Friday, 19 December 2014
Richard A Krishfield1, Andrey Yu Proshutinsky1, Kazutaka Tateyama2, William James Williams3, Eddy C Carmack3, Fiona A. McLaughlin3 and Mary-Louise E. Timmermans4, (1)WHOI, Woods Hole, MA, United States, (2)Kitami Institute of Technology, Department of Civil Engineering, Kitami, Japan, (3)Institute of Ocean Sciences, Sidney, BC, Canada, (4)Yale University, New Haven, CT, United States
Time series of ice draft from 2003-2012 from moored sonar data are used to investigate variability and describe the reduction of the perennial sea ice cover in the Beaufort Gyre (BG), culminating in the extreme minimum in 2012. Negative trends in median ice drafts and most ice fractions are observed, while open water and thinnest ice fractions (<0.3 m) have increased, attesting to the ablation or removal of the older sea-ice from the BG over the nine year period. Monthly anomalies indicate a shift occurred toward thinner ice after 2007, in which the thicker ice evident at the northern stations was reduced. Differences in the ice characteristics between all of the stations also diminished, so that the ice cover throughout the region became statistically homogenous.
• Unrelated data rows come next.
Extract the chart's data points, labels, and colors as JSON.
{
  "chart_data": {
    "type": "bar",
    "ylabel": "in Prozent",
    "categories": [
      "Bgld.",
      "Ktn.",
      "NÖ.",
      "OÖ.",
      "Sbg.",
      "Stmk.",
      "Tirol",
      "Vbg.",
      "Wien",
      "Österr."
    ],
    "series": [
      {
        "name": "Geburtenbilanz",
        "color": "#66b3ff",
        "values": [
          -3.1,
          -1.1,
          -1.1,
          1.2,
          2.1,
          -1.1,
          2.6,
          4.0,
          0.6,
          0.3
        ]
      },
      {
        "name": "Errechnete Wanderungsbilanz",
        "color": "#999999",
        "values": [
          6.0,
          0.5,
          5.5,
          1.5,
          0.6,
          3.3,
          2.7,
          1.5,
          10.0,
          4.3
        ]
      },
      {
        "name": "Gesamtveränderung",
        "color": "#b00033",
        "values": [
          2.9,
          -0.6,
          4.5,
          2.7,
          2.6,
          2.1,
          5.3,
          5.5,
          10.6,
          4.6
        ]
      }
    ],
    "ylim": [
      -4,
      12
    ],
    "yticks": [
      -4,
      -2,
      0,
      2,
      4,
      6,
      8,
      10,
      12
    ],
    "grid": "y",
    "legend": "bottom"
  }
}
The moored data are used to calibrate ice thickness estimates from satellite radiometer data to estimate ice volume changes throughout the BG. Summer solid fresh water content decreased drastically in consecutive years from 730 km3 in 2006 to 570 km3 in 2007, and to 240 km3 in 2008. After a short rebound, solid fresh water fell below 220 km3 in 2012. Meanwhile hydrographic data indicate that liquid fresh water in the BG in summer increased 5410 km3 from 2003 to 2010 and decreased at least 210 km3 by 2012. The reduction of both solid and liquid fresh water components indicates a net export of 320 km3 of fresh water from the region occurred between 2010 and 2012, suggesting that the ocean anticyclonic circulation regime has weakened.